The leak you are talking about, i assume you meant coolant leaking ? since you used block seal to attempt a repair. I personally am not a fan of using "stop leak" types of additives, as they can cause blocking of areas that you don't want filled. ie: radiator passages, heater cores, things of that nature. now with that said 900 sounds a bit on the high side labor time is listed at 2.6 hours for upper and lower intakes. unless there are some other repairs taking place at the same time i'd get a second opinion.
Have your battery tested, the charging system sounds like its working fine, but that will change if the battery issue isn't addressed.

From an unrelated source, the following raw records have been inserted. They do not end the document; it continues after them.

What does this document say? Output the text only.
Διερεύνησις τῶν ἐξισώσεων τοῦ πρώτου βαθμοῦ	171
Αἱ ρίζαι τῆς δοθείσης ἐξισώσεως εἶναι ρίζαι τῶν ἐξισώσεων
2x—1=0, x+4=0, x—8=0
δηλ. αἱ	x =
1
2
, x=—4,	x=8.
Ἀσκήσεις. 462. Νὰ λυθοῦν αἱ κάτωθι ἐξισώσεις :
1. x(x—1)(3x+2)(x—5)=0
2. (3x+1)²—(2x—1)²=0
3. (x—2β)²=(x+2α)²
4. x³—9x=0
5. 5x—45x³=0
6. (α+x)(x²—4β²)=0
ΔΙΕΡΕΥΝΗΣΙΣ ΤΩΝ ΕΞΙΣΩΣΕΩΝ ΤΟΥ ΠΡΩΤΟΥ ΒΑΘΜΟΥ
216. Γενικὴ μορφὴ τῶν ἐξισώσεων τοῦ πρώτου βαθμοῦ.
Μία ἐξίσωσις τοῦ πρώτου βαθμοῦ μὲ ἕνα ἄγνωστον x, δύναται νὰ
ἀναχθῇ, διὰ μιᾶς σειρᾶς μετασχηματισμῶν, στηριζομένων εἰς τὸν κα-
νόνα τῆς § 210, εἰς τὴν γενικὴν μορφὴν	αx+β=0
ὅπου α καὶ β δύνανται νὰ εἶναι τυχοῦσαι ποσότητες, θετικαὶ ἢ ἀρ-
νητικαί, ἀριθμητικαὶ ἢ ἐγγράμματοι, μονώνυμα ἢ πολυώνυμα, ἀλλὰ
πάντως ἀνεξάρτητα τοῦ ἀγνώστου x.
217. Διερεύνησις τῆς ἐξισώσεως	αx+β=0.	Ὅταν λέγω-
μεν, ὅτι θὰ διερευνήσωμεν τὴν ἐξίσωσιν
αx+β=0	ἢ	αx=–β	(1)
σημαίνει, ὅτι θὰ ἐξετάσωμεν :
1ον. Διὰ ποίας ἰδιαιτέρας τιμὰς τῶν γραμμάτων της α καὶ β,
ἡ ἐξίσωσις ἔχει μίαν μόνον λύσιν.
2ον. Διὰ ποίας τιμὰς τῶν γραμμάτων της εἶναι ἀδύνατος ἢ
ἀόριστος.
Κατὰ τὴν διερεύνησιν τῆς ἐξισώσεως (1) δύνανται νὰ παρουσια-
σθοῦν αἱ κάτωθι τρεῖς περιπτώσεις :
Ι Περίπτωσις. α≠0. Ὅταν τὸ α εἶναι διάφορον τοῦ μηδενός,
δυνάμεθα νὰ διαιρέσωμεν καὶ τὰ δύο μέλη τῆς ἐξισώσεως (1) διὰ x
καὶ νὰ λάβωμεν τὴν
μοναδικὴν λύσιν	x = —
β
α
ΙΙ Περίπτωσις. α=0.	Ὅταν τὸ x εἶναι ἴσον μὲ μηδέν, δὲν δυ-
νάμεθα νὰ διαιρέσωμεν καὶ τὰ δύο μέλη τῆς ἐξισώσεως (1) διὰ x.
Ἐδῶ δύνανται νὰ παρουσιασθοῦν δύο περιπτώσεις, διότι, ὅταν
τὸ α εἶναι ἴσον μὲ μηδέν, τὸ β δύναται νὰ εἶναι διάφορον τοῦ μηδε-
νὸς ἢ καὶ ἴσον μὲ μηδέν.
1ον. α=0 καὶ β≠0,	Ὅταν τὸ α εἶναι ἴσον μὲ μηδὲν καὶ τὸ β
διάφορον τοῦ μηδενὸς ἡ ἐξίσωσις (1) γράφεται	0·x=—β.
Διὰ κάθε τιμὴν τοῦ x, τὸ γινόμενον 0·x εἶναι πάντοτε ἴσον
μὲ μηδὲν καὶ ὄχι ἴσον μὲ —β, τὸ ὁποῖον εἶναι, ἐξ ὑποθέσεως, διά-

A bad battery can cause the alternator to overwork and burn itself out, so test the battery and replace if neccessary soon.
Not much to go on, so let me ask a few questions. does the shaking only occure as you are accellerating, and change as speed changes, or is the shaking when you brake ? i would recommend having the front steering linkages inspected for warn, or loose parts. i have run into a few chrysler mini-vans with higher mileage with worn motor mounts that shook violently back and forth, another area to look into.
a few things to consider, is it a 3.0l OHV or OHC engine, makes a big difference in cost. also how did the head gaskets "blow" what was the underlying cause for them to fail ie: waterpump, faulty t-stat, plugged radiator. you also need to consider the cost of the repair as opposed to the value of the vehicle. if you have coolant in the oil, and it was run that way for very long, bearing damage has probly occured. in some cases it's more cost effective to replace with a used engine, or a reman'd one. the biggest question when looking at high dollar repairs, How much do you like the vehicle ? and will i get a return for the cost of the repair.
Start with doing a charging system diag, make sure the alternator is putting out enough to charge the battery, if that checks out, then it's time to start looking for a current draw with key off. i assume when you say it won't start, then engine won't crank over ?
i would start by looking for a vacuum leak at the hoses around the intake manifold.
sounds like rotor runout (warped). i would have front end inspected for loose parts and have a brake inspection performed, paying close attention to rotor warpage
that is a way to look for a low contributing cylinder. cold misfires are very common on the 6.0 and when the injector starts to warm up then will begin operating normally. the injector will eventually "puke" and stop completely. there is also a PCM and FICM reprogramming available for cold weather miss fires. i would have a diagnostic run while the engine is cold to determine which cylinder is low. Is there a CEL on ?
had one of these bite me, installed a reman engine with new water pump already installed. the engine would warm up normally and i would get mild heat at idle, once on the road, no heat. the waterpump impeller is plastic and was cracked, just another thing to check.